Pelicans

L’effort XXL du grand Anthony Davis : 3 matchs en 3 jours, 3 victoires et 3 massacres pour le phénomène

anthony davis
Source image : NBA League Pass

Le scénario était prêt, plus flippant que jamais. Dans une course folle vers les Playoffs, les Pelicans allaient devoir se taper 3 matchs en 3 jours et ne devaient pas se foirer : Anthony Davis a réglé ça comme un grand, comme un géant même.

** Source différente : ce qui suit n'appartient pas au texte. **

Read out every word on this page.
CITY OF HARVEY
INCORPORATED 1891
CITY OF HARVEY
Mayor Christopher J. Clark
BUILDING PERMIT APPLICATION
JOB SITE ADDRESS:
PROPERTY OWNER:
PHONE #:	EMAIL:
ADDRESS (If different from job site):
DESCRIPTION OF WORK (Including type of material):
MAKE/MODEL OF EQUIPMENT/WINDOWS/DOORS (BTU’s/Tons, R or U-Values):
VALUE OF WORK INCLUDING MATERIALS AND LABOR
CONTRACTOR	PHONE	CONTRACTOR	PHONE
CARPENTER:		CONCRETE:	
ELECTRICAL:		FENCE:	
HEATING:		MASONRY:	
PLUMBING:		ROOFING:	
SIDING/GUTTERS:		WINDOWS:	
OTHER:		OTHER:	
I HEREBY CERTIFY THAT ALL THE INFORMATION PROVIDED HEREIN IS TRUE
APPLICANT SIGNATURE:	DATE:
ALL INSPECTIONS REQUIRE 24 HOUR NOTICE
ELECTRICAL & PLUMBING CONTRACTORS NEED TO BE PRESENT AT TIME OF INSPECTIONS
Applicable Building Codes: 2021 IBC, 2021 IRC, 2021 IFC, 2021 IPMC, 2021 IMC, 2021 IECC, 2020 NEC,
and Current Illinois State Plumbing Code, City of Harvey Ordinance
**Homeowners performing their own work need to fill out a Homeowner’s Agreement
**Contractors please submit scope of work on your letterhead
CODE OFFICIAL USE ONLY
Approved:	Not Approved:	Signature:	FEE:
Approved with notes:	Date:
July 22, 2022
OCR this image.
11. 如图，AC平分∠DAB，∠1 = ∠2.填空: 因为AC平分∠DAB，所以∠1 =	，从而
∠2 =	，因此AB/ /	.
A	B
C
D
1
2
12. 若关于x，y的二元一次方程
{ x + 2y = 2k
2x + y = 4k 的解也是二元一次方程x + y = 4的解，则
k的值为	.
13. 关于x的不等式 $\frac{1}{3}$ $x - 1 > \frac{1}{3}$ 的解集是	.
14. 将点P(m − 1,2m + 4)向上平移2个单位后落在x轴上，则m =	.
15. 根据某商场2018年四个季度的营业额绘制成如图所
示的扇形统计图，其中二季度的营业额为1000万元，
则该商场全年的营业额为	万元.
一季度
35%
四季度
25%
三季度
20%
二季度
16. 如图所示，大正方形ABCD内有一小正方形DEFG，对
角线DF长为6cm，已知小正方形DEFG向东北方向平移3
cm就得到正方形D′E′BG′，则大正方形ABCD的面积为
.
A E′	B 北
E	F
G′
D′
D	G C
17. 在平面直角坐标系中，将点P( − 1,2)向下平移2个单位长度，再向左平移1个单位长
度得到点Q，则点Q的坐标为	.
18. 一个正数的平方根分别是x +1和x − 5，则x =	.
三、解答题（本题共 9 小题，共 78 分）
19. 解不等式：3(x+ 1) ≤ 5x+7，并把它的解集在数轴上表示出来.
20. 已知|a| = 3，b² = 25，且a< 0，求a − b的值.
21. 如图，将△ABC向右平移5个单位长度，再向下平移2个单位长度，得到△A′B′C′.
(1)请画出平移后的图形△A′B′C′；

On parle de 3 matchs en 3 jours, mais on devrait même aller plus loin en parlant de 5 matchs en 6 jours…! Pourquoi un tel menu réservé uniquement à New Orleans ? Voyons le calendrier de plus près. De base, la franchise de Louisiane devait affronter les Rockets puis les Celtics en back-to-back lors du weekend du 17-18 mars, ce à quoi les joueurs étaient préparés. Cependant, ce qui n’était pas prévu, c’est que le match entre Pacers et Pelicans du 7 février dernier soit repoussé. Oui, repoussé, à cause du toit du Smoothie King Center qui lâchait des fuites grosses comme les bâches d’Anthony Davis. Observant le programme de fin de saison à la loupe, la NBA ne trouvait pas des dizaines de possibilités : s’il y avait une date à imposer aux deux équipes, c’était le 21 mars. Aucun souci pour Indiana, mais violence totale pour New Orleans. Car après le back-to-back offert par Houston et Boston, les hommes d’Alvin Gentry allaient devoir manger Dallas le 20, Indy le 21 et les Lakers le 22. Hardcore. Cinq rencontres en six jours, toutes à la maison certes mais un test d’endurance exceptionnel pour une équipe souhaitant rester dans l’élite de l’Ouest à quelques semaines des Playoffs. Face à ce challenge de taille, les Pelicans n’ont pas flanché. Non, ils ont suivi leur leader et ont cartonné du mieux qu’ils pouvaient.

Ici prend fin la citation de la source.